Jugez plutôt : Les Fantômes d'Ismaël raconte les affres d'Ismaël (Mathieu Amalric, donc), un cinéaste passablement compliqué dont la vie est violemment chamboulée par la réapparition d'un amour disparu à la veille du tournage de son nouveau film. Bien sûr, de prime abord, on retrouve plusieurs des thèmes de prédilection de ce grand obsessionnel qu'est Arnaud Desplechin. Celui de l'autofiction mal aimable, via ce portrait d'artiste en adulte inachevé (son alter ego probable). Ou celui d'une cellule familiale (le couple formé par Ismaël et sa fiancée astrophysicienne, interprétée par Charlotte Gainsbourg) perturbée par un élément étranger (le fantôme du titre, interprété par Marion Cotillard).
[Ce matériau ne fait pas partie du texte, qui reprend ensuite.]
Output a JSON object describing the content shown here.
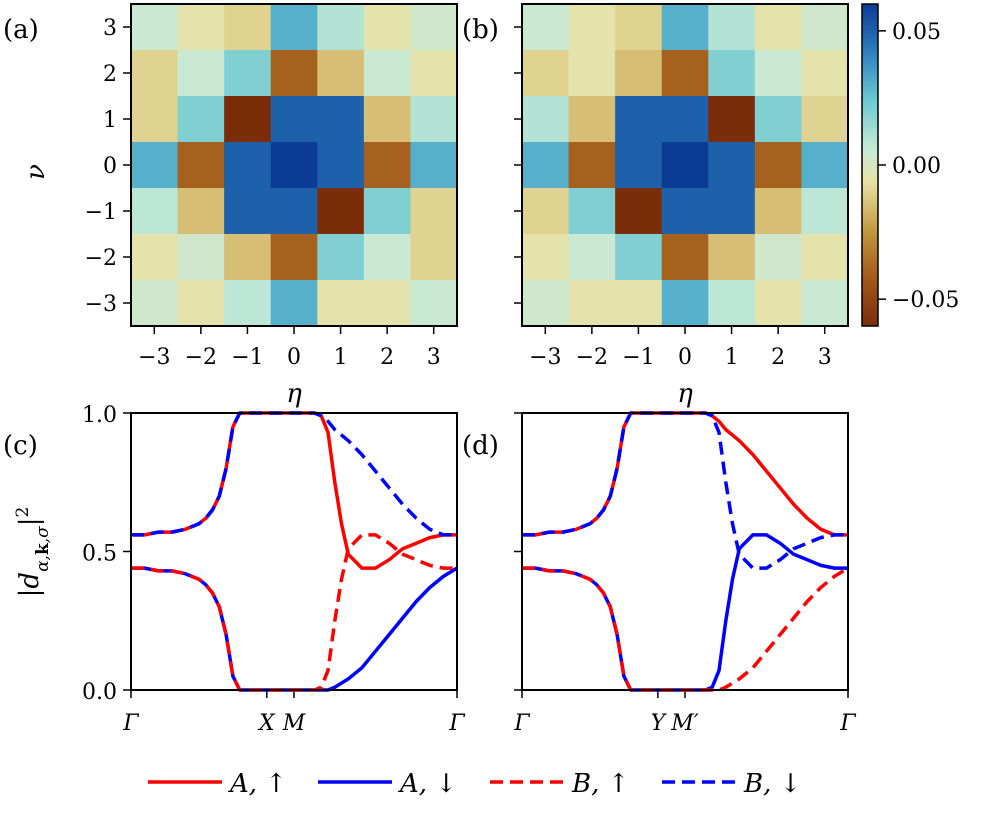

Habité, jalonné de purs moments burlesques ou de séquences inouïes de poésie, ce récit « familier » parvient donc à être saisissant. Mais uniquement par à-coups. Sans que la greffe (du film dans le film, notamment) ne prenne vraiment. Heurté, éclaté, disruptif tout le long, il laisse même in fine un goût d'inachevé, sinon d'échec. Pas forcément la meilleure façon d'amorcer « le plus grand festival de cinéma au monde ». À moins d'y voir là un message subliminal...


Les Fantômes d'Ismaël, d'Arnaud Desplechin. En salles le 17 mai.